There must be something wrong when Grade Three students don’t yet know how to run. If you have to teach them how to run, as well as the whole reading writing and math thing, then there is a problem. Not just one of physical fitness and the possibility thereof in the future, but an overall mentality where video games and television have taken the place of athletic pursuits and books. But this is only a very small part of the problem leading to the obesity epidemic in America (and, to a lesser extent but still serious, Canada). You see, if kids are being raised by television, that means they are exposed to ridiculous amounts of advertising for unhealthy foods.
That advertising makes them want the crappy food, then they go to school where there is crappy food in vending machines strewn about the halls, and the only other option is the school lunch, which due to government regulations is necessarily unhealthy and contains far too many calories for a reasonable meal for children. And then there are other problems. These are the subjects tackled by Steven Greenstreet in his documentary Killer At Large, out now. This movie is very comprehensive, tackling all sorts of subjects related to obesity and unhealthiness in North America.
Of course, as with many similar documentaries, it opens with some SCARY pictures. Amputated toes, gross-out pictures of What Could Happen To You If You Get Fat, a truly disgusting video of liposuction being done on a little girl, and so forth. From there, it lets us breathe a little, as it uses clips of Bill Clinton, Arnold Schwarzennegger, Ralph Nader, Chevy Chase, Bill Maher, Wolf Blitzer, Bill O’Reilly, Stephen Colbert and others. (Sidebar – Bill Maher, on his HBO show Real Time, had Michael Pollan on to talk about food in America – Pollan figures prominently in Killer At Large.)
The documentary is a little too ambitious at times. It takes on such a huge variety of subjects that some of them can be quickly forgotten. It takes on corn (there is corn in everything), the link between food and oil, stress factors that tell the brain to eat and the body to store fat, kids contracting diseases that we all thought were eradicated (Rickets?) from eating nothing but fast food, the price of food in supermarkets where the worse something is for you the cheaper it is, and the bonkers protesting of Sesame Street by lunatic parents who were furious that Cookie Monster started to eat his vegetables.
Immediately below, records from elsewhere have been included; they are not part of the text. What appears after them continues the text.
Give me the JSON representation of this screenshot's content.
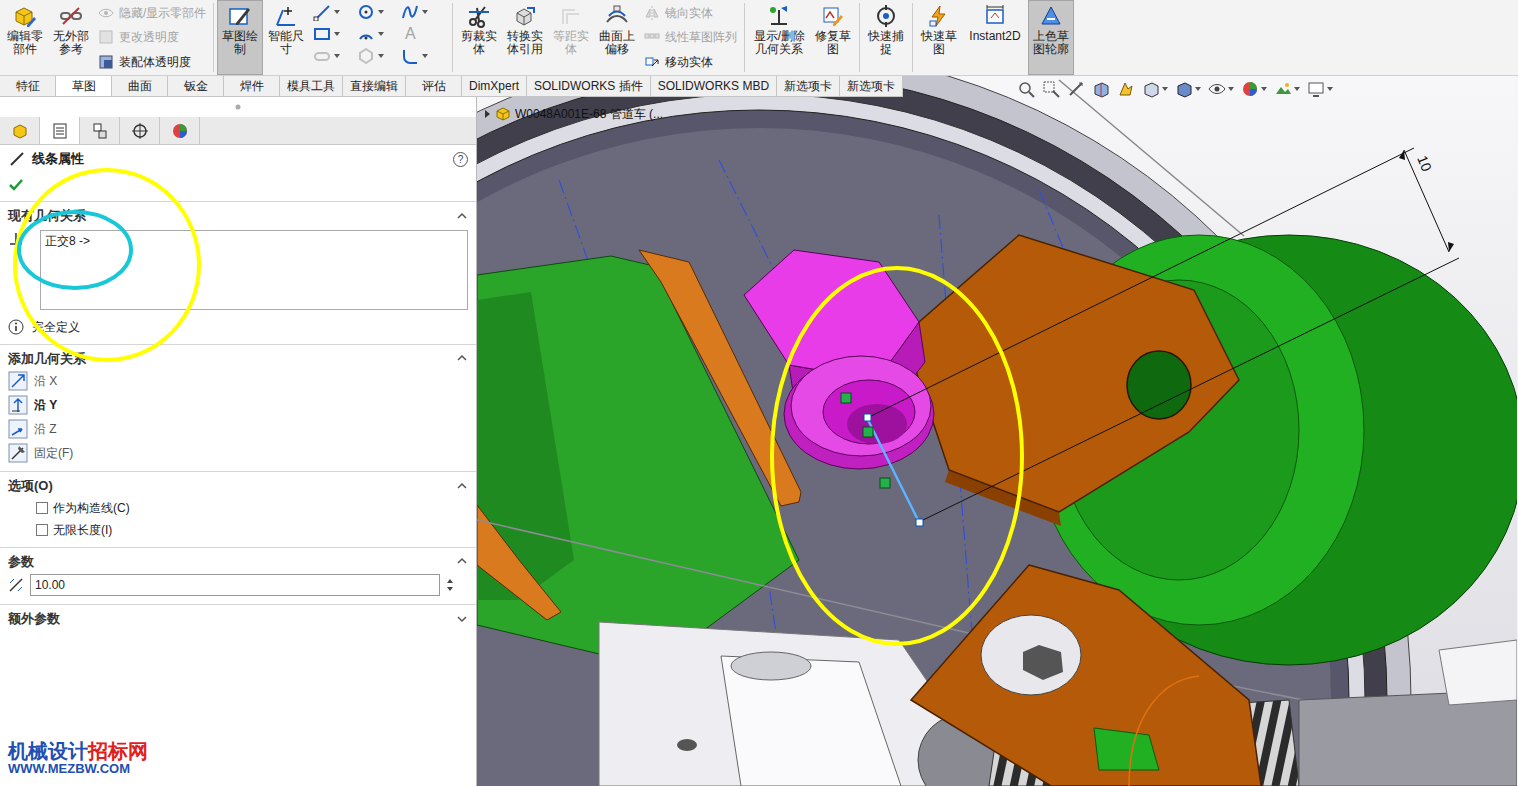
{
  "ribbon_groups": [
    [
      {
        "kind": "large",
        "label": "编辑零部件",
        "selected": false,
        "disabled": false
      },
      {
        "kind": "large",
        "label": "无外部参考",
        "selected": false,
        "disabled": false
      },
      {
        "kind": "stack",
        "items": [
          {
            "label": "隐藏/显示零部件",
            "disabled": true
          },
          {
            "label": "更改透明度",
            "disabled": true
          },
          {
            "label": "装配体透明度",
            "disabled": false
          }
        ]
      }
    ],
    [
      {
        "kind": "large",
        "label": "草图绘制",
        "selected": true,
        "disabled": false
      },
      {
        "kind": "large",
        "label": "智能尺寸",
        "selected": false,
        "disabled": false
      },
      {
        "kind": "tools",
        "text_icon": "A"
      }
    ],
    [
      {
        "kind": "large",
        "label": "剪裁实体",
        "selected": false,
        "disabled": false
      },
      {
        "kind": "large",
        "label": "转换实体引用",
        "selected": false,
        "disabled": false
      },
      {
        "kind": "large",
        "label": "等距实体",
        "selected": false,
        "disabled": true
      },
      {
        "kind": "large",
        "label": "曲面上偏移",
        "selected": false,
        "disabled": false
      },
      {
        "kind": "stack",
        "items": [
          {
            "label": "镜向实体",
            "disabled": true
          },
          {
            "label": "线性草图阵列",
            "disabled": true
          },
          {
            "label": "移动实体",
            "disabled": false
          }
        ]
      }
    ],
    [
      {
        "kind": "large",
        "label": "显示/删除几何关系",
        "selected": false,
        "disabled": false
      },
      {
        "kind": "large",
        "label": "修复草图",
        "selected": false,
        "disabled": false
      }
    ],
    [
      {
        "kind": "large",
        "label": "快速捕捉",
        "selected": false,
        "disabled": false
      }
    ],
    [
      {
        "kind": "large",
        "label": "快速草图",
        "selected": false,
        "disabled": false
      },
      {
        "kind": "large",
        "label": "Instant2D",
        "selected": false,
        "disabled": false
      },
      {
        "kind": "large",
        "label": "上色草图轮廓",
        "selected": true,
        "disabled": false
      }
    ]
  ],
  "tabs": [
    {
      "label": "特征",
      "selected": false
    },
    {
      "label": "草图",
      "selected": true
    },
    {
      "label": "曲面",
      "selected": false
    },
    {
      "label": "钣金",
      "selected": false
    },
    {
      "label": "焊件",
      "selected": false
    },
    {
      "label": "模具工具",
      "selected": false
    },
    {
      "label": "直接编辑",
      "selected": false
    },
    {
      "label": "评估",
      "selected": false
    },
    {
      "label": "DimXpert",
      "selected": false
    },
    {
      "label": "SOLIDWORKS 插件",
      "selected": false
    },
    {
      "label": "SOLIDWORKS MBD",
      "selected": false
    },
    {
      "label": "新选项卡",
      "selected": false
    },
    {
      "label": "新选项卡",
      "selected": false
    }
  ],
  "property_manager": {
    "tabs": [
      {
        "selected": false
      },
      {
        "selected": true
      },
      {
        "selected": false
      },
      {
        "selected": false
      },
      {
        "selected": false
      }
    ],
    "title": "线条属性",
    "help": "?",
    "sections": [
      {
        "kind": "relations",
        "title": "现有几何关系",
        "expanded": true,
        "relations": [
          "正交8 ->"
        ],
        "status": "完全定义"
      },
      {
        "kind": "add",
        "title": "添加几何关系",
        "expanded": true,
        "items": [
          {
            "label": "沿 X",
            "emphasized": false
          },
          {
            "label": "沿 Y",
            "emphasized": true
          },
          {
            "label": "沿 Z",
            "emphasized": false
          },
          {
            "label": "固定(F)",
            "emphasized": false
          }
        ]
      },
      {
        "kind": "options",
        "title": "选项(O)",
        "expanded": true,
        "options": [
          {
            "label": "作为构造线(C)",
            "checked": false
          },
          {
            "label": "无限长度(I)",
            "checked": false
          }
        ]
      },
      {
        "kind": "params",
        "title": "参数",
        "expanded": true,
        "value": "10.00"
      },
      {
        "kind": "extra",
        "title": "额外参数",
        "expanded": false
      }
    ]
  },
  "viewport": {
    "tree_label": "W0048A001E-68 管道车 (...",
    "dimension": "10"
  },
  "watermark": {
    "parts": [
      {
        "text": "机械设计",
        "color": "#1f4fb0"
      },
      {
        "text": "招标网",
        "color": "#e0201c"
      }
    ],
    "url": "WWW.MEZBW.COM"
  }
}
When the movie is most effective is when it takes a look at things from the top. Not just the Cookie Monster protests, but the protests of parents who passed junk food through school doors to their kids when Arnold Schwarzennegger banned vending machines in California schools. The Bush administration “tackling the problem” by coming up with a campaign to promote excercise - with the input of…the food companies. And with the help of Dreamworks and Shrek. Shrek, who is of course featured on the packages of everything from Twinkies to Sugary Sugar-O Cereal With Sugar.
The most compelling figure in the movie is Dr. Richard Carmona, the former surgeon general of the United States, who says that while working under the Bush administration, he had his speeches vetted, his words edited, and some sections of his writings cut out entirely. All to help the major food companies keep peddling their poison to pre-teens. It’s some scary stuff, but fortunately the movie ends with a few good municipal programs and a few good school programs that are fighting the uphill battle. The DVD is out now, and comes with an “abridged educational version” so that it can be shown in schools. I hope it is.